Comment on `Origin of combination frequencies in quantum magnetic oscillations of two-dimensional multiband metals' by T. Champel [Phys. Rev. B 65, 153403 (2002); cond-mat/0110154]

TL;DR

This paper defends an analytical theory of combination harmonics in low-dimensional multiband Fermi liquids against criticism, demonstrating its accuracy even at zero temperature and in clean samples through numerical validation.

Contribution

It clarifies the applicability of their analytical theory, showing it remains valid at low temperatures and in clean samples, countering previous criticisms.

Findings

Analytical theory matches numerical results at zero temperature.

Theory remains valid in clean, low-temperature systems.

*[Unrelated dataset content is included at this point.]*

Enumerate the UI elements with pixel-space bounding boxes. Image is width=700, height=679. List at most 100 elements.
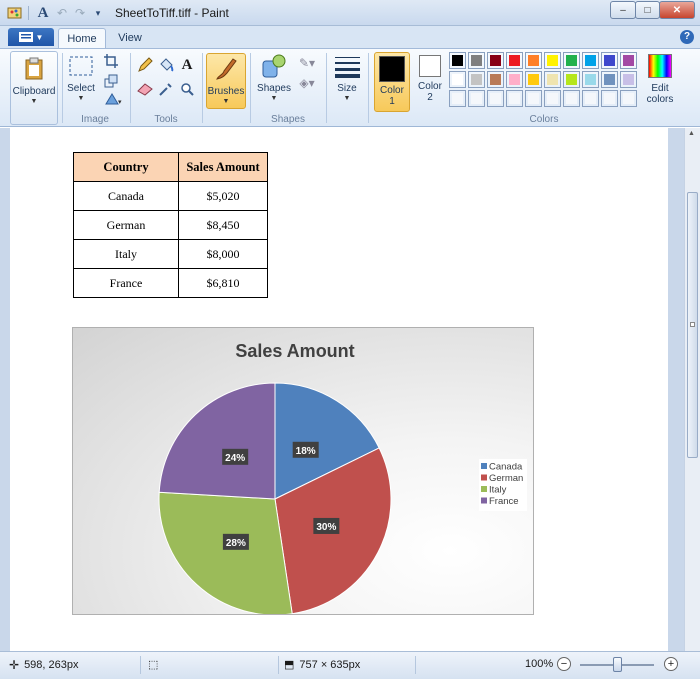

Criticism of the theory's applicability is unfounded.

Abstract

We analyze the applicability of our analytical theory of combination harmonics in canonical low-dimensional multi-band Fermi liquids, which was recently criticized by Champel (Phys. Rev. B 65, 153403 (2002)). It is shown that his claim that our analytical theory does not apply at low temperatures and in clean samples, is incorrect. We demonstrate that the analytical theory of combination harmonics is in excellent agreement with the exact numerical results even at zero temperature and for clean systems, which are the most challenging for an analytical description.